The current youth culture of self confidence, which makes the youths believe they can handle everything, means they no longer know the word 'failure'. They think that because their curiculum is paid for, they 'earn' good grades.

I think a response to this bollocks would be in place. Especially since it's based on the personal opinions of the professors rather than solid research of facts which they seem to find so important. The irony! Let's start with the choice of students. Obviously first-years are a bad choice because they haven't been thought how to handle sources that's something those professors should be instilling themselves. As for the second paragraph of the article: the feeling they can handle everything is commonly found in young adults and a medical fact of the brain. I doubt anyone in their right mind would agree with the second sentence... - 87.211.75.45 (talk) 09:00, 10 April 2009 (UTC)Reply[reply]
Here's the entry in the Ottawa Citizen itself: [14] - 87.211.75.45 (talk) 09:02, 10 April 2009 (UTC)Reply[reply]

AFD discussions extended to 7 days

Featured. Wikipedia:Wikipedia_Signpost/2009-04-13/News_and_notes

You might want to have something in the Signpost about the change; see Wikipedia talk:Articles for deletion#Proposal to change the length of deletion discussions to 7 days, which passed today. –Drilnoth (TC) 03:03, 11 April 2009 (UTC)Reply[reply]

"Scale-free topology of the interlanguage links in Wikipedia"

Featured. Wikipedia:Wikipedia_Signpost/2009-04-13/News_and_notes

Physics-based paper on arXiv investigating the "Scale-free topology of the interlanguage links in Wikipedia" by Łukasz Bolikowski: [15]. Mike Peel (talk) 15:17, 11 April 2009 (UTC)Reply[reply]

Licensing update vote begins

Featured. Wikipedia:Wikipedia_Signpost/2009-04-13/License_vote

The licensing update vote has begun. Because of issues with how central notices function, not everyone is yet seeing the announcement but the vote is live and can be accessed via Special:SecurePoll/vote/1. Dragons flight (talk) 20:13, 12 April 2009 (UTC)Reply[reply]

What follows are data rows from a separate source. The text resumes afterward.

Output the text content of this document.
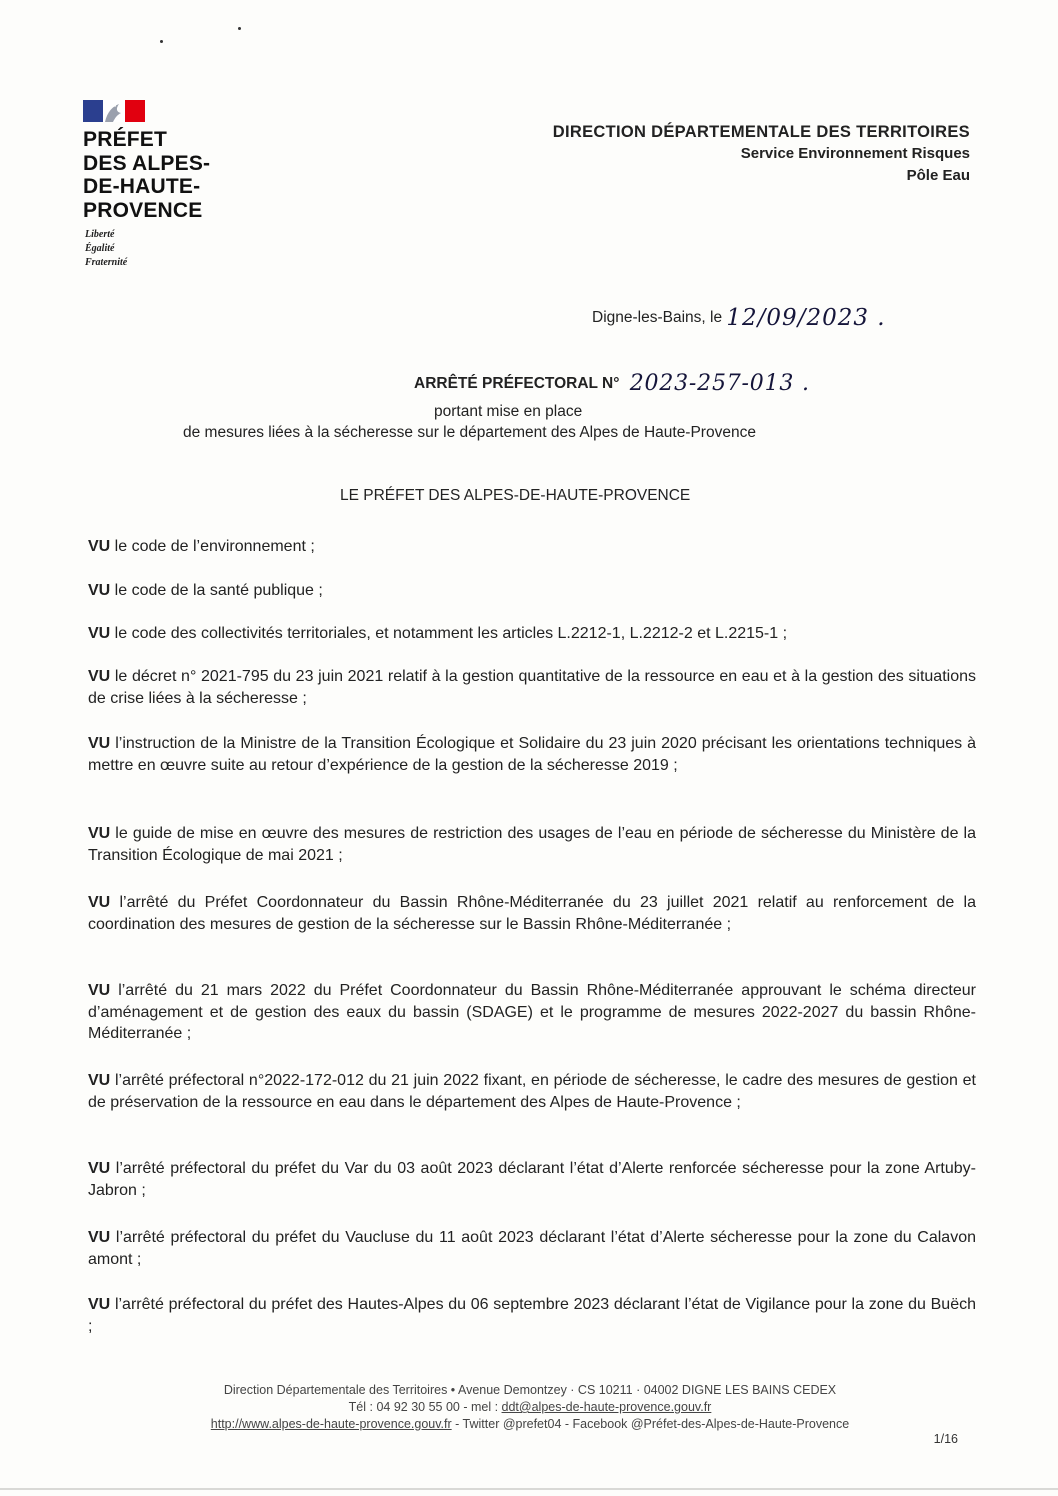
PRÉFET
DES ALPES-
DE-HAUTE-
PROVENCE
Liberté
Égalité
Fraternité
DIRECTION DÉPARTEMENTALE DES TERRITOIRES
Service Environnement Risques
Pôle Eau
Digne-les-Bains, le 12/09/2023 .
ARRÊTÉ PRÉFECTORAL N° 2023-257-013 .
portant mise en place
de mesures liées à la sécheresse sur le département des Alpes de Haute-Provence
LE PRÉFET DES ALPES-DE-HAUTE-PROVENCE
VU le code de l’environnement ;
VU le code de la santé publique ;
VU le code des collectivités territoriales, et notamment les articles L.2212-1, L.2212-2 et L.2215-1 ;
VU le décret n° 2021-795 du 23 juin 2021 relatif à la gestion quantitative de la ressource en eau et à la gestion des situations de crise liées à la sécheresse ;
VU l’instruction de la Ministre de la Transition Écologique et Solidaire du 23 juin 2020 précisant les orientations techniques à mettre en œuvre suite au retour d’expérience de la gestion de la sécheresse 2019 ;
VU le guide de mise en œuvre des mesures de restriction des usages de l’eau en période de sécheresse du Ministère de la Transition Écologique de mai 2021 ;
VU l’arrêté du Préfet Coordonnateur du Bassin Rhône-Méditerranée du 23 juillet 2021 relatif au renforcement de la coordination des mesures de gestion de la sécheresse sur le Bassin Rhône-Méditerranée ;
VU l’arrêté du 21 mars 2022 du Préfet Coordonnateur du Bassin Rhône-Méditerranée approuvant le schéma directeur d’aménagement et de gestion des eaux du bassin (SDAGE) et le programme de mesures 2022-2027 du bassin Rhône-Méditerranée ;
VU l’arrêté préfectoral n°2022-172-012 du 21 juin 2022 fixant, en période de sécheresse, le cadre des mesures de gestion et de préservation de la ressource en eau dans le département des Alpes de Haute-Provence ;
VU l’arrêté préfectoral du préfet du Var du 03 août 2023 déclarant l’état d’Alerte renforcée sécheresse pour la zone Artuby-Jabron ;
VU l’arrêté préfectoral du préfet du Vaucluse du 11 août 2023 déclarant l’état d’Alerte sécheresse pour la zone du Calavon amont ;
VU l’arrêté préfectoral du préfet des Hautes-Alpes du 06 septembre 2023 déclarant l’état de Vigilance pour la zone du Buëch ;
Direction Départementale des Territoires • Avenue Demontzey · CS 10211 · 04002 DIGNE LES BAINS CEDEX
Tél : 04 92 30 55 00 - mel : ddt@alpes-de-haute-provence.gouv.fr
http://www.alpes-de-haute-provence.gouv.fr - Twitter @prefet04 - Facebook @Préfet-des-Alpes-de-Haute-Provence
1/16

Wikimedia Foundation joins protest against Obama's RIAA appointments

Featured. Wikipedia:Wikipedia_Signpost/2009-04-13/News_and_notes

The Wikimedia Foundation, together with 18 other public interest groups, library associations, and trade associations representing the technology, consumer electronics, and telecommunications industries (among them the Internet Archive, Public Knowledge, the American Library Association and Educause) has signed an open letter to U.S. president Barack Obama expressing concern that

several of your appointees to positions that oversee the formulation and implementation of IP [ intellectual property ] policy have, immediately prior to their appointments, represented the concentrated copyright industries

(Wired indicates that two of these are the former Recording Industry Association of America attorneys Donald Verrilli Jr. and Tom Perrilli who were appointed to two of the highest ranking positions in the US Department of Justice (Associate Deputy Attorney General and Associate Attorney General), which subsequently already sided with the RIAA in an important lawsuit [16].) The letter asks Obama

to consider that individuals who support overly broad IP protection might favor established distribution models at the expense of technological innovators, creative artists, writers, musicians, filmmakers, and an increasingly participatory public. Overzealous expansion and enforcement of copyright, for example, can quash innovative information technologies, the development and marketing of new and useful devices, and the creation of new works, as well as prohibit the public from accessing and using its cultural heritage.